RBS, Goldman Sachs and Deloitte all declined to comment.
 
Thousands of RBS's investors who bought shares in the 2008 cash call and lost most of their money when the bank nearly collapsed a few months later were the ones who had filed a 4-billion-pound lawsuit and the allegations are part of that lawsuit. With a bailout that ended up costing 45.5 billion pounds, RBS had to be rescued by the UK government. British taxpayers still own more than 70 percent of the bank.
 
Alleging RBS did not give a proper picture of its finances at the time of the cash call, the investors are suing for compensation.
 
An accurate record of its finances to investors must be disclosed by a business publishing a prospectus to raise capital under English law. It can be found liable for damages if it fails to do so.
 
An estimate in the April 2008 prospectus that described writedowns "in 2008" was questioned by RBS advisers and lawyers, claimants allege. The particulars of claim allege that rather than just the first four months of the year, the estimate could be misconstrued as a forecast of writedowns for the whole of 2008, the advisers said.
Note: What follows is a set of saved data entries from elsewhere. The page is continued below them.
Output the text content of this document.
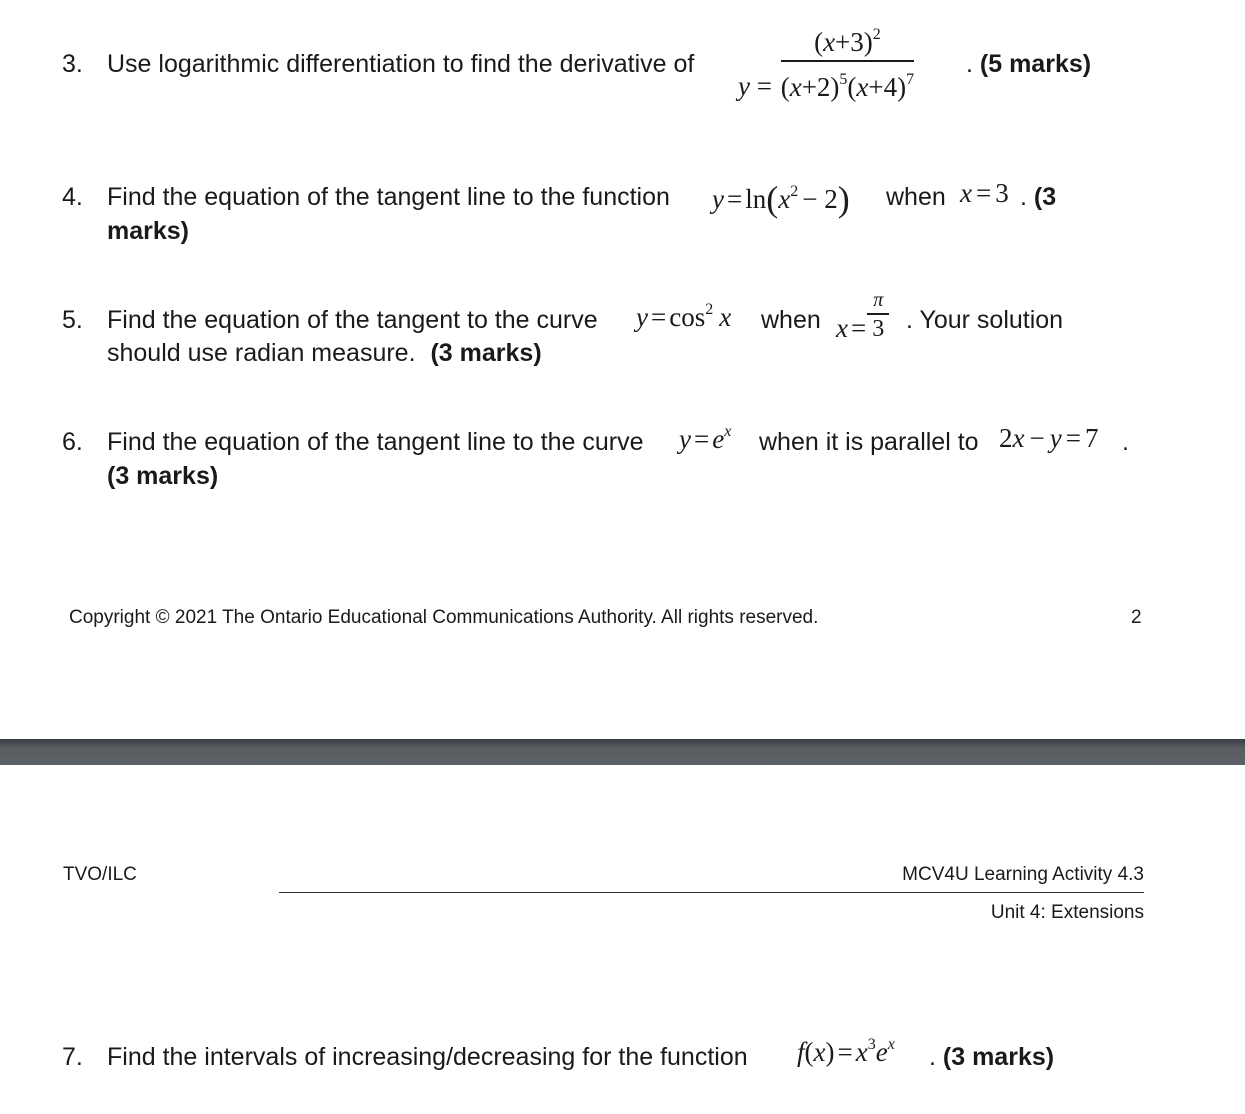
3. Use logarithmic differentiation to find the derivative of
$y = \frac{(x+3)^2}{(x+2)^5(x+4)^7}$ . (5 marks)
4. Find the equation of the tangent line to the function $y = \ln(x^2 - 2)$ when x = 3 . (3
marks)
5. Find the equation of the tangent to the curve $y = \cos^2 x$ when $x = \frac{\pi}{3}$ . Your solution
should use radian measure. (3 marks)
6. Find the equation of the tangent line to the curve $y = e^x$ when it is parallel to 2x − y = 7 .
(3 marks)
Copyright © 2021 The Ontario Educational Communications Authority. All rights reserved.	2
TVO/ILC	MCV4U Learning Activity 4.3
Unit 4: Extensions
7. Find the intervals of increasing/decreasing for the function $f(x) = x^3e^x$ . (3 marks)
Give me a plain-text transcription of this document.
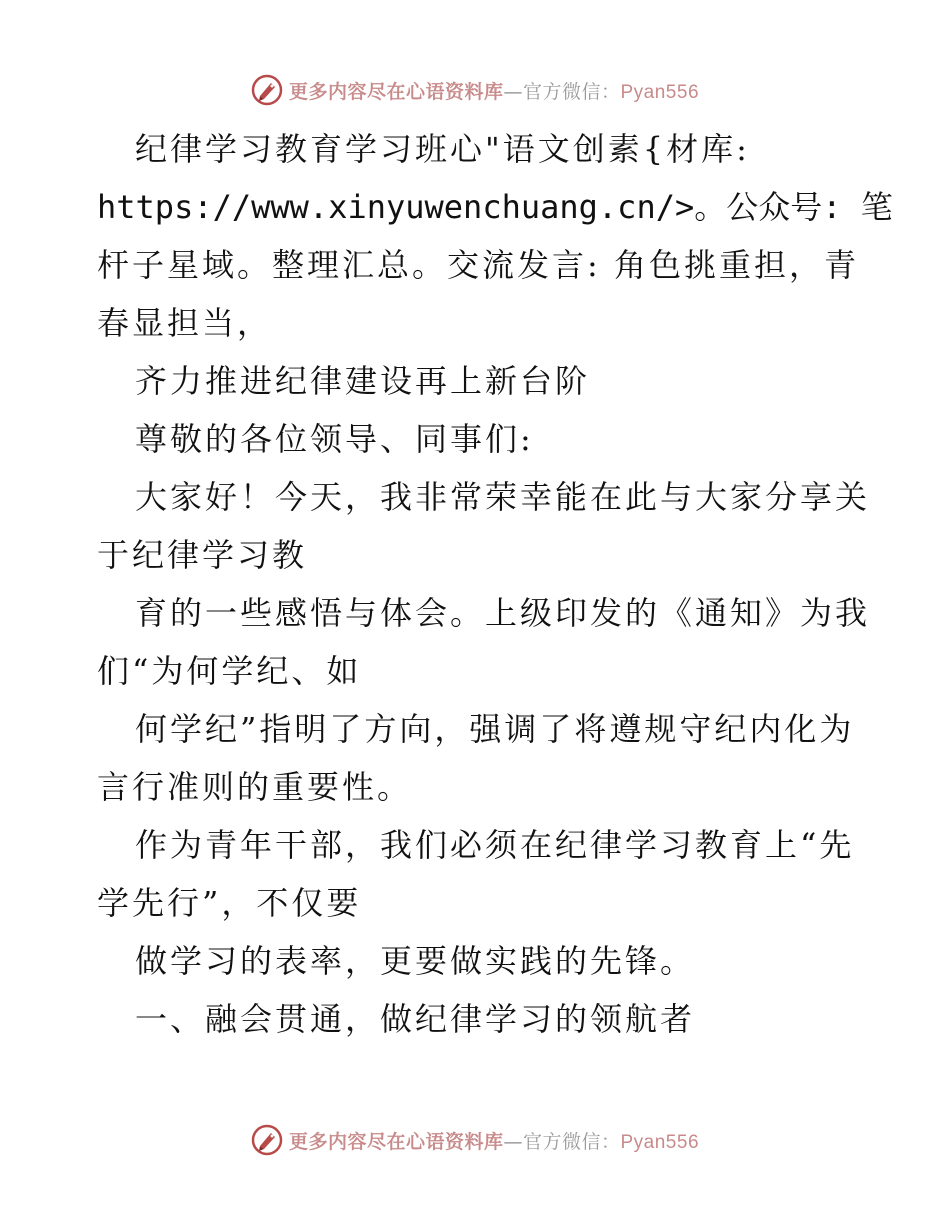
更多内容尽在心语资料库—官方微信：Pyan556
纪律学习教育学习班心"语文创素{材库:
https://www.xinyuwenchuang.cn/>。公众号: 笔
杆子星域。整理汇总。交流发言: 角色挑重担，青
春显担当，
齐力推进纪律建设再上新台阶
尊敬的各位领导、同事们:
大家好！今天，我非常荣幸能在此与大家分享关
于纪律学习教
育的一些感悟与体会。上级印发的《通知》为我
们“为何学纪、如
何学纪”指明了方向，强调了将遵规守纪内化为
言行准则的重要性。
作为青年干部，我们必须在纪律学习教育上“先
学先行”，不仅要
做学习的表率，更要做实践的先锋。
一、融会贯通，做纪律学习的领航者
更多内容尽在心语资料库—官方微信：Pyan556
The estimate appeared in a table of credit market exposures.
 
"In 2008" implied "there will be nothing more in the next 8 months, Steve Almond, the Deloitte partner responsible for the firm's involvement in RBS's capital raising, told senior RBS executives in an email dated April 21. According to the particulars of claim, this is the hope but cannot be controlled".
 
The executives would break accounting rules if it published the table and the the bank had not estimated full-year losses, Almond warned in the e-mail. Almond wrote in the email: "The writedowns reflect assumed exit prices in current markets - not provisions for the rest of the year," according to the claimants' documents.